In my opinion, he deserved to be fired for this unbelievable stupidity, if nothing else. But I soon began thinking about how ironic it is that Imus gets canned for such language while at the same time, rappers who use such epithets, and much worse, win Grammy awards.
This article is excellent, I think, in how it discusses this issue. I am glad that Mr. and Mrs. Imus went to talk with the team, that the coach's pastor was involved, that the coach and the girls are working through this with truely admirable graciousness and "class."
A couple of snippets from the article follow.
“We all know where the real battleground is,” wrote Kansas City Star columnist Jason Whitlock. “We know that the gangsta rappers and their followers in the athletic world have far bigger platforms to negatively define us than some old white man with a bad radio show.”
We have to begin working on a response to the larger problem,” said the Rev. DeForest Soaries Jr., who as pastor of the Rutgers coach helped mediate the Imus imbroglio...the culture that “has produced language that has denigrated women.”
The larger issue was alluded to by CBS President and CEO Leslie Moonves when he announced Imus’ firing: “The effect language like this has on our young people, particularly young women of color trying to make their way in this society ... has weighed most heavily on our minds as we made our decision.”
Some defenders of rap music and hip-hop culture, such as the pioneering mogul Russell Simmons, deny any connection between Imus and hip-hop. They describe rap lyrics as reflections of the violent, drug-plagued, hopeless environments that many rappers come from. Instead of criticizing rappers, defenders say, critics should improve their reality. “Comparing Don Imus’ language with hip-hop artists’ poetic expression is misguided and inaccurate and feeds into a mind-set that can be a catalyst for unwarranted, rampant censorship,” Simmons said in a statement Friday... The superstar rapper Snoop Dogg [said] “(Rappers) are not talking about no collegiate basketball girls who have made it to the next level in education and sports,” he told MTV.com. “We’re talking about hos that’s in the ’hood that ain’t doing ---- that’s trying to get a n---- for his money.” [Speaking of offensive words being offensive no matter whose mouth they are in...but that's another post.]
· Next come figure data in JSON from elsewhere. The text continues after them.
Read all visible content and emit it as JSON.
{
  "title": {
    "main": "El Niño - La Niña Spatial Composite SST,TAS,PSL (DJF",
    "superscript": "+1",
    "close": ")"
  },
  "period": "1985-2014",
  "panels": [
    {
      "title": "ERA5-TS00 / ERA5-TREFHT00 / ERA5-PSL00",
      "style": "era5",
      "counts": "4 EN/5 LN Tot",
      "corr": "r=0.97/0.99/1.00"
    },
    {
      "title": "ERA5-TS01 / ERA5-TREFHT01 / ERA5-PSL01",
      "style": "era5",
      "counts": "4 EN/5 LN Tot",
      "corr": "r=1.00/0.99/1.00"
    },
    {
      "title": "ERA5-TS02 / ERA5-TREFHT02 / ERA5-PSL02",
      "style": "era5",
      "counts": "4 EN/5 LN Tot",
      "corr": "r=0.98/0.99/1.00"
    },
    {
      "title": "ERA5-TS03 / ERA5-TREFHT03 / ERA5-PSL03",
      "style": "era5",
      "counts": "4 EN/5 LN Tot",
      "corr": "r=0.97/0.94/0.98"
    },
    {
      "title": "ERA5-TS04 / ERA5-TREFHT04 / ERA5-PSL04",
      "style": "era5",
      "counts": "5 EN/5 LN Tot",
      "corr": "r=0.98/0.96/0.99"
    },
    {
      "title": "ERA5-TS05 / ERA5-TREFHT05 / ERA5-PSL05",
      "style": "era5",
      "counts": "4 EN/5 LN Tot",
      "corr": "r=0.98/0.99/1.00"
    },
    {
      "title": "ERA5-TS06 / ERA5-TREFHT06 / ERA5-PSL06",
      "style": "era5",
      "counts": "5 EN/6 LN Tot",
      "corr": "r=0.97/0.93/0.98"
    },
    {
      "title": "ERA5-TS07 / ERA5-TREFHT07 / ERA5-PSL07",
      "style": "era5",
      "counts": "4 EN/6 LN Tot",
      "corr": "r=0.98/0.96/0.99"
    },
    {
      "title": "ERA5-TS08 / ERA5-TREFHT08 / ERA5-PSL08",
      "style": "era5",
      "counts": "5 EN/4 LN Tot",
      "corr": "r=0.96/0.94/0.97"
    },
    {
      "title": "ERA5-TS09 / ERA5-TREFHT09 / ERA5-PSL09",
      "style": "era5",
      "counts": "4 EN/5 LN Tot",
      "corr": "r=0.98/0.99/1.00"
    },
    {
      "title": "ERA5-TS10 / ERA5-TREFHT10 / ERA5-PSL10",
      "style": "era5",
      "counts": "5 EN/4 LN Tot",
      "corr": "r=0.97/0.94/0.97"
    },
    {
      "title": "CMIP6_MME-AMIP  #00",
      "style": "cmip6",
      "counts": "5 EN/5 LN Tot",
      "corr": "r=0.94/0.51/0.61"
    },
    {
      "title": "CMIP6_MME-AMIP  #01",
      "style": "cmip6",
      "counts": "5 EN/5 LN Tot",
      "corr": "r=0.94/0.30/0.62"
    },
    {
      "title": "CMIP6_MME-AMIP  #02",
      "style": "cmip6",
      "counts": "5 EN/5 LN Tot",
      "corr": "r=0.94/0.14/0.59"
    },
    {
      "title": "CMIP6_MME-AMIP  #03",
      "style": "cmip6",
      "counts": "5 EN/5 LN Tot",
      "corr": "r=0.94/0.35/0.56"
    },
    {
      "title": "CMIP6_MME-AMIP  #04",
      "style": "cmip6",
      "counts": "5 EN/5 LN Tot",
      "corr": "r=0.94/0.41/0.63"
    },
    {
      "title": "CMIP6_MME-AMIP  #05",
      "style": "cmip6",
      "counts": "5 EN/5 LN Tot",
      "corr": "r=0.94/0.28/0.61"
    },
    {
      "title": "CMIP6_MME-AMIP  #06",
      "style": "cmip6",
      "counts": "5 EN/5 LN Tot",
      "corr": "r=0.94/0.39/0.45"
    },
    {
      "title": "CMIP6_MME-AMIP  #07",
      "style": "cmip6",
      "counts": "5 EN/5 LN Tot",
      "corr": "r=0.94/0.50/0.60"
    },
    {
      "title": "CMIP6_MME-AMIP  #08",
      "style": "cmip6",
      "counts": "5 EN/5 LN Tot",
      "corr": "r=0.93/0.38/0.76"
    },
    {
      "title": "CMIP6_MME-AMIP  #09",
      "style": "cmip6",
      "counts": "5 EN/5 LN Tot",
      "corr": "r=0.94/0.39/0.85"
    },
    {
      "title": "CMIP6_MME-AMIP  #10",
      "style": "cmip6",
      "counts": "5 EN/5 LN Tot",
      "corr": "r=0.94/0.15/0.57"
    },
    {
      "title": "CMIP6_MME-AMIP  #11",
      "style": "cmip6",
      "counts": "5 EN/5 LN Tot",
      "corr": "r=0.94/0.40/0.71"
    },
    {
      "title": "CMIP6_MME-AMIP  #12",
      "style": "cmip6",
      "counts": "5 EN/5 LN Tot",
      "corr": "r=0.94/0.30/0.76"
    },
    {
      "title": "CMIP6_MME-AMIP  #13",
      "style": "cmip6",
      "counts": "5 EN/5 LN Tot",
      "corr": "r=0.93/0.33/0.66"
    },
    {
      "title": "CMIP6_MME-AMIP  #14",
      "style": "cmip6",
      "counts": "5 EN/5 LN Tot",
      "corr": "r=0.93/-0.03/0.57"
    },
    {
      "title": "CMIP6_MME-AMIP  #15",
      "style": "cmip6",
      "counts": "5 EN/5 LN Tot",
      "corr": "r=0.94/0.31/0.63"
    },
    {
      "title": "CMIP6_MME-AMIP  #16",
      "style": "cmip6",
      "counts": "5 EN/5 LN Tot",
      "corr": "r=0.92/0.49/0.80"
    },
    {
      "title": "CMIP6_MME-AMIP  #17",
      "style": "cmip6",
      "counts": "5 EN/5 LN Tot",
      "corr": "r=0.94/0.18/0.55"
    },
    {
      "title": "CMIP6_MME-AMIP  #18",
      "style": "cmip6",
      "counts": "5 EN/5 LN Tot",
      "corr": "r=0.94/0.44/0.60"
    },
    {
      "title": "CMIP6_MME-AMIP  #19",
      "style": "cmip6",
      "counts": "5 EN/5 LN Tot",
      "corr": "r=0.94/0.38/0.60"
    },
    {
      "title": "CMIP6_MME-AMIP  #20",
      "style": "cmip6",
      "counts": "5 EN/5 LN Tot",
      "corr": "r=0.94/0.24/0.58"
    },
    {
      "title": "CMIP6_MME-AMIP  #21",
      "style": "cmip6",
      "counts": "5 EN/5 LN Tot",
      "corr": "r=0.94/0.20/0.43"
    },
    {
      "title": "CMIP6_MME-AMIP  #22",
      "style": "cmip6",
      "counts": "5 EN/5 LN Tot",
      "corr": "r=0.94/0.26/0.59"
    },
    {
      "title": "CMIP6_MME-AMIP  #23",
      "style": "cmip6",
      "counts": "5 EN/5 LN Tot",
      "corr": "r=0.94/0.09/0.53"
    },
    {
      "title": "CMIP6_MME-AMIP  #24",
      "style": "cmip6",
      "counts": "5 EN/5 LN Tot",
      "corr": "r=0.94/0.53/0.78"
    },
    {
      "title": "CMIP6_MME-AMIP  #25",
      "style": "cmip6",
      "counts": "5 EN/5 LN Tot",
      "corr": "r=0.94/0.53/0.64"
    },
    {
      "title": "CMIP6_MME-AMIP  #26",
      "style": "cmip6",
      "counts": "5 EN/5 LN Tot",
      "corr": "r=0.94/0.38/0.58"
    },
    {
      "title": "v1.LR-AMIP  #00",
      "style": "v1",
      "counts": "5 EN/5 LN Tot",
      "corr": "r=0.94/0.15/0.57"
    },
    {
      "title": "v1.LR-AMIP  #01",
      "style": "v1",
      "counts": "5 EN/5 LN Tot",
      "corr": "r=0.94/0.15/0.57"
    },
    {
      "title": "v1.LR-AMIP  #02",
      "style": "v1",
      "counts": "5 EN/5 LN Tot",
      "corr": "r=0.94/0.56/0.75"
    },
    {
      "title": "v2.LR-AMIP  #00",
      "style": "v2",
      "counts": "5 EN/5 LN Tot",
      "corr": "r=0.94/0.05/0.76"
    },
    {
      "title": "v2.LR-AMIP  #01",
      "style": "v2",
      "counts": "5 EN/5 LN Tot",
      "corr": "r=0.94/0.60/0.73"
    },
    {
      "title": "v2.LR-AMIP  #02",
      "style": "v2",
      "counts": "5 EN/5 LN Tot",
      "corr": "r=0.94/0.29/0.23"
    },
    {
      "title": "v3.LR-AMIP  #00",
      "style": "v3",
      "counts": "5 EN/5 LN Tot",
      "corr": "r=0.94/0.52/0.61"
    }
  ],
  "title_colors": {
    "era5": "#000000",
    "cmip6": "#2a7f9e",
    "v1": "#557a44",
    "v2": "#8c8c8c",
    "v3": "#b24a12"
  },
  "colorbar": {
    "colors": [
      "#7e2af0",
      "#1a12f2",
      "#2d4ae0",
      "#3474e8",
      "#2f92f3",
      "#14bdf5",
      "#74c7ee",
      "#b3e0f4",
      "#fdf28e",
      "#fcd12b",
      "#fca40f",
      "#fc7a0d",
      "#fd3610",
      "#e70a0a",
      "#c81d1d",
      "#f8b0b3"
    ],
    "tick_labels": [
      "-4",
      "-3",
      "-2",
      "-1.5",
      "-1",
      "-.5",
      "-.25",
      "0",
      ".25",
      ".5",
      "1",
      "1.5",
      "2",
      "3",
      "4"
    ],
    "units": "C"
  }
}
The Rev. Al Sharpton, among the loudest critics calling for Imus’ termination, indicated that entertainment is the next battleground. “We will not stop until we make it clear that no one should denigrate women,” he said after Imus’ firing. “We must deal with the fact that ho and the b-word are words that are wrong from anybody’s lips. It would be wrong if we stopped here and acted like Imus was the only problem. There are others that need to get this same message.”
I find myself agreeing with Al Sharpton. (Will wonders never cease?) I might have been slightly tempted to think that we really don't need to worry much about this and that Imus' comments were just weird, however I was astounded to learn that (as of this moment) about 67% the respondents to a CBS survey (at the article) believe that he should not have been fired, or that it was "not that big a deal." Excuse me. It IS a big deal to call college women whores.
I read this, elsewhere, "He's a shock jock. He was doing exactly what he gets paid for, so why should he be fired?" Interesting point. Why are "shock jocks" like Imus, and much worse, heard in the first place? What does that say about our culture? But does Snoop Dogg have a point? Does art imitate culture or does culture imitate art, or both? What role does the church play?
The issue neither began, nor should end, with the firing of Don Imus.